Residential areas of Libya's capital becoming 'battlefields', says Red Cross
Intensified fighting for control of the Libyan capital is turning residential areas of Tripoli into "battlefields", the Red Cross said Thursday, amid a row over France’s alleged backing of military strongman Khalifa Haftar.
"The humanitarian situation in and around Tripoli has deteriorated sharply over the past three weeks," since Haftar launched an offensive on April 4 against forces loyal to the internationally-recognised Government of National Accord (GNA), the International Committee of the Red Cross said in a statement.
"More than 30,000 people are said to have fled their homes and are sheltering with relatives or in public buildings," it said, a figure which Libyan authorities and the United Nations say has risen to almost 35,000.
"Tripoli's basic services and infrastructure, such as hospitals and water pumping stations, which have already suffered from violence over the past eight years, are being weakened further," it said, referring to the insecurity in Libya since the 2011 uprising that ousted dictator Muammar Gaddafi.
Youness Rahoui, the head of office in Tripoli for the ICRC, singled out the impact of the violence, which has focused on Tripoli's southern suburbs, on residents of the capital.
"One of our greatest concerns is for civilians living near the frontlines. Densely-populated residential areas are gradually turning into battlefields," Rahoui said.
He also said it was becoming "increasingly dangerous for medical workers to retrieve the wounded, with mounting reports of indiscriminate shelling".
At least 278 people have been killed and more than 1,300 wounded in the clashes, according to the latest casualty toll from the World Health Organisation.
GNA leader excoriates France for ‘supporting a dictator’
The Red Cross’ announcement comes after Fayez-al-Sarraj, the head of the GNA, lambasted France on Wednesday for supporting Haftar, who has carved out a de facto state in the east of Libya.

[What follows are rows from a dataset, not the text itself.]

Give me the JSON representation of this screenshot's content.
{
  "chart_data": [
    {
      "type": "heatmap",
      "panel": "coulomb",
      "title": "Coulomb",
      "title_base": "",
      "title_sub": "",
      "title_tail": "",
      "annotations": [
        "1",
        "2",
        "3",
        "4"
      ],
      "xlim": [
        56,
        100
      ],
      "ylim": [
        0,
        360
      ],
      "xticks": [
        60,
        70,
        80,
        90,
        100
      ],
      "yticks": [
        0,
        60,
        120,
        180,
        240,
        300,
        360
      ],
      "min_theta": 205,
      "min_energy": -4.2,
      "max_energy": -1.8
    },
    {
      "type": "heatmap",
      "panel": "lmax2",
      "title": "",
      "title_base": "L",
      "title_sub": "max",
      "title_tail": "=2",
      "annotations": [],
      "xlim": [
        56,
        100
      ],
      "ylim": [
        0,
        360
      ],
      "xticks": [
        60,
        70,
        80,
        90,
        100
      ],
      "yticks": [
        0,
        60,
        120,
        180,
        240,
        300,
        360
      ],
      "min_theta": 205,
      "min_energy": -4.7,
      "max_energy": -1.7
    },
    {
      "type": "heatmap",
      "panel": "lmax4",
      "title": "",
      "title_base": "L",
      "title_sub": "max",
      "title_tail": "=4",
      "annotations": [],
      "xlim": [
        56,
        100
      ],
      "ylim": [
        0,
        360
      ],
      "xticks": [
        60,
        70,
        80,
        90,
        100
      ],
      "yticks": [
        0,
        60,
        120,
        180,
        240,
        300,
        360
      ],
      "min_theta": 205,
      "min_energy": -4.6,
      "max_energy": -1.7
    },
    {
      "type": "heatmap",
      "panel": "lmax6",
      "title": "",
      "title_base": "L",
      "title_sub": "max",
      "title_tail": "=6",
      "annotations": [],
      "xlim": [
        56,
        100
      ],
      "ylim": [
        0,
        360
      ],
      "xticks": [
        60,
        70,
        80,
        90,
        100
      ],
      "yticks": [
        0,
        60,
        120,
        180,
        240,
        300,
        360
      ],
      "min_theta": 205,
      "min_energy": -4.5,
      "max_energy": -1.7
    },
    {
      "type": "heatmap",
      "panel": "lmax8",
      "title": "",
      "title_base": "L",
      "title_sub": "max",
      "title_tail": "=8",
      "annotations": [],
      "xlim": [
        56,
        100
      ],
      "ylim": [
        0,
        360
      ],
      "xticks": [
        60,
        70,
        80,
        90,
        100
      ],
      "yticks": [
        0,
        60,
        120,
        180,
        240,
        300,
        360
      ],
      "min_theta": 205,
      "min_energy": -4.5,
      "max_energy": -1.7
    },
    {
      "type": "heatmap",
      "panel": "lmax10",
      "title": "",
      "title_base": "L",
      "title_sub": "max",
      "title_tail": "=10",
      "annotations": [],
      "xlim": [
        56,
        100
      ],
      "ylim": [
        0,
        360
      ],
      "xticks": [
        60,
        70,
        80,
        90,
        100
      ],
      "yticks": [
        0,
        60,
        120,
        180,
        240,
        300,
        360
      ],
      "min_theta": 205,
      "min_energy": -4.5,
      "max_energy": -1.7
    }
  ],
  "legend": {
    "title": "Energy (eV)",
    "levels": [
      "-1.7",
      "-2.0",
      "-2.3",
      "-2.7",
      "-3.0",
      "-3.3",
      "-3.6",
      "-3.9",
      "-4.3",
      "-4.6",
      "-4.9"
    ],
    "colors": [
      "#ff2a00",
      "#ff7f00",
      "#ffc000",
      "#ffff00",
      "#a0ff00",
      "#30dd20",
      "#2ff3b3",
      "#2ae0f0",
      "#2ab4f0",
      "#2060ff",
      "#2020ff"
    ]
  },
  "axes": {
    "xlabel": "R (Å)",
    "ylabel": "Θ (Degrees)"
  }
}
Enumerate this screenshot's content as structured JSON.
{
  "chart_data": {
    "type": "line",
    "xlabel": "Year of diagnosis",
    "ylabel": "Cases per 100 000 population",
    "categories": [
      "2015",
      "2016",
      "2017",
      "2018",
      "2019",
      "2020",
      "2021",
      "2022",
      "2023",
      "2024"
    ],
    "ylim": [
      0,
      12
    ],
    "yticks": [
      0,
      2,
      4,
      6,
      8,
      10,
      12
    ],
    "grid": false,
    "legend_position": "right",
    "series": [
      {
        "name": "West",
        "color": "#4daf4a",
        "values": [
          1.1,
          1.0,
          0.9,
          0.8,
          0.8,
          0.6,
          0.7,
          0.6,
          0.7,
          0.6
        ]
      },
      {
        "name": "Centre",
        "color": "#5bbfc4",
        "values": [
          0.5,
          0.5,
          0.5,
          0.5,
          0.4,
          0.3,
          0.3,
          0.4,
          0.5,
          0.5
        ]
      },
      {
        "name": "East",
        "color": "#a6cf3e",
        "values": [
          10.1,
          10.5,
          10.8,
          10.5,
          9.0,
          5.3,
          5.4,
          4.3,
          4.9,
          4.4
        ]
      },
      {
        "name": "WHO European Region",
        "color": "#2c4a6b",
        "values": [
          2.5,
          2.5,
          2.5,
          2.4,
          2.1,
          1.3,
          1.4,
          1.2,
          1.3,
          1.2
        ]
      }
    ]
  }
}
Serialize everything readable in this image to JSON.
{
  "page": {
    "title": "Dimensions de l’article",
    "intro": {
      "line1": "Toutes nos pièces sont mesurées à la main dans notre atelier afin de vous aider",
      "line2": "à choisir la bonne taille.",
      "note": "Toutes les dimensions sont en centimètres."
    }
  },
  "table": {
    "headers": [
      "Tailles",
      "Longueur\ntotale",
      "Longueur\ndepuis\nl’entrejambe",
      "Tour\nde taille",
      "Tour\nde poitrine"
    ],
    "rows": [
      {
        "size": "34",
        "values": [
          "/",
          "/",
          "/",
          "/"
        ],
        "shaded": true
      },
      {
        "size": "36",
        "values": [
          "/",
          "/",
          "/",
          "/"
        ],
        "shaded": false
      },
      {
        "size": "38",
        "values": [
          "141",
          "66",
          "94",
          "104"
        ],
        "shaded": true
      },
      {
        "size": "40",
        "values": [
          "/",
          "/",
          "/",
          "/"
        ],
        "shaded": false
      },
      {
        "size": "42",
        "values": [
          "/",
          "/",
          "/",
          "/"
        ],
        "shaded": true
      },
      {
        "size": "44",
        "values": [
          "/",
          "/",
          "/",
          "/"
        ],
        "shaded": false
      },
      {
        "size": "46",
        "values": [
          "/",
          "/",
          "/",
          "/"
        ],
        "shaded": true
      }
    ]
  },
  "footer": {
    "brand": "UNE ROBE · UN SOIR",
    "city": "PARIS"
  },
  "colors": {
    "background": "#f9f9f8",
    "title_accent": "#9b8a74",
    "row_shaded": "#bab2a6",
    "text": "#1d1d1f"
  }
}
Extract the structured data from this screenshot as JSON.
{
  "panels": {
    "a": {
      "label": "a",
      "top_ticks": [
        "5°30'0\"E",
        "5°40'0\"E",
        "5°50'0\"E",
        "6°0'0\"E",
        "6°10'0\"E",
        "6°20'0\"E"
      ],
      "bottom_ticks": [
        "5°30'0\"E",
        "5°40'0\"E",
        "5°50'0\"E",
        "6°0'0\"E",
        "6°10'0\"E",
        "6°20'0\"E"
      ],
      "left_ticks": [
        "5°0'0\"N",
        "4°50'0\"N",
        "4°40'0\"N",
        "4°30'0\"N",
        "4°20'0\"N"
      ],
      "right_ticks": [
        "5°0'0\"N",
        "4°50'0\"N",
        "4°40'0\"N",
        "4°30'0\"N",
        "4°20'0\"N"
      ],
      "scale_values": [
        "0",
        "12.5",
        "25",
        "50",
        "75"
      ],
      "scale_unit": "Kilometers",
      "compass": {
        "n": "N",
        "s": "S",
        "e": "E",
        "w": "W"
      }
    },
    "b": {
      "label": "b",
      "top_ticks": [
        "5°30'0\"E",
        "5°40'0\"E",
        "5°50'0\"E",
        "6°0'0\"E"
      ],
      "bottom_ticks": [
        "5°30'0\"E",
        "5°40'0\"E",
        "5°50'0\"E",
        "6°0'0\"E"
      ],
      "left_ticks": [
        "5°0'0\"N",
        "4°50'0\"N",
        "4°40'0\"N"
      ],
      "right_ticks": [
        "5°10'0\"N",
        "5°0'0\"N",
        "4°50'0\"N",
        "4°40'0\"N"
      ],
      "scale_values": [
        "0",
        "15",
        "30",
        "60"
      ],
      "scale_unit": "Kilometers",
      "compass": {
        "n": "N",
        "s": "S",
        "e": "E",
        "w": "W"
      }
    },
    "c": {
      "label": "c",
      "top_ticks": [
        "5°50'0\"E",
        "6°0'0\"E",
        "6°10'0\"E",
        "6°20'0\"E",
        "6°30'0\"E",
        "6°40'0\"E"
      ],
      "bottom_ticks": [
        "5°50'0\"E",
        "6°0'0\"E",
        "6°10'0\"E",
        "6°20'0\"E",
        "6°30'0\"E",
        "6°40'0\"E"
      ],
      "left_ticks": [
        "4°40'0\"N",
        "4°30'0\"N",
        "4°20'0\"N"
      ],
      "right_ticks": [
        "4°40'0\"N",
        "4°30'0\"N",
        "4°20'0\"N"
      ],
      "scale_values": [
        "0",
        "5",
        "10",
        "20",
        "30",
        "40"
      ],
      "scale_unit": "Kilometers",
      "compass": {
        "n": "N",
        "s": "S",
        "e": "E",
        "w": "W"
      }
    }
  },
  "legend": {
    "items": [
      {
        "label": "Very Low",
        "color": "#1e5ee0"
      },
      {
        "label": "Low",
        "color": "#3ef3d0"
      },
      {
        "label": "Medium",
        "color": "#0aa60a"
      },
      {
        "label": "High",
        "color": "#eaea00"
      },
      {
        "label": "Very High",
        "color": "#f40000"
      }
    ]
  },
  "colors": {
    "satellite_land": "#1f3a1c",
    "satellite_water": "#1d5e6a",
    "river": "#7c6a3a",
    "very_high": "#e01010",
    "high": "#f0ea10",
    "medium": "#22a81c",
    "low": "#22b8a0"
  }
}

Sarraj denounced Paris for backing a "dictator," in his harshest criticism yet of French diplomacy, in an interview with left-wing French daily Libération.
"We are surprised that France does not support our government that is democratic, but supports a dictator," Sarraj continued.
"When Emmanuel Macron called me, I warned him that public opinion was against France. We don't want Libyans to hate France. France still has a positive and important role to play," he said.
In a separate interview with the Le Monde on Monday, Sarraj said France was partly to blame for Haftar's offensive on Tripoli.
"The disproportional support from France towards Haftar is what made him decide to take action and abandon the political process," he said.
Although it has long been suspected of backing him, France publicly denies supporting Haftar. It says it has contact with all the actors competing for advantage in Libya.
‘A looming banking crisis’ for Haftar
One way in which militias are jostling for hegemony relates to money. Indeed, the outcome of Haftar’s offensive on Tripoli could be determined by a separate battle -- to keep open the parallel finance system that funds his soldiers.
The general has funded his eastern state with a mix of unofficial bonds, Russia-printed cash and deposits from eastern banks, accumulating debt worth around 35 billion Libyan dinars ($25.18 billion) outside the official banking system.
But diplomats and banking sources say that those sources of support might be closing, as the Tripoli-based central bank, which controls the country's energy revenues, has taken steps to curtail the operations of banks in the east.
Those banks have in recent months struggled to meet minimum deposit requirements, which could give the Tripoli central bank allied to Tripoli Premier Fayez al-Serraj the excuse to shut off access to hard currency, they said.
"There is a looming banking crisis that could undermine eastern authorities' ability to fund themselves in the near future," Claudia Gazzini, senior Libya analyst at International Crisis Group, told Reuters.
"The crisis was already in the making before the war broke out," she continued.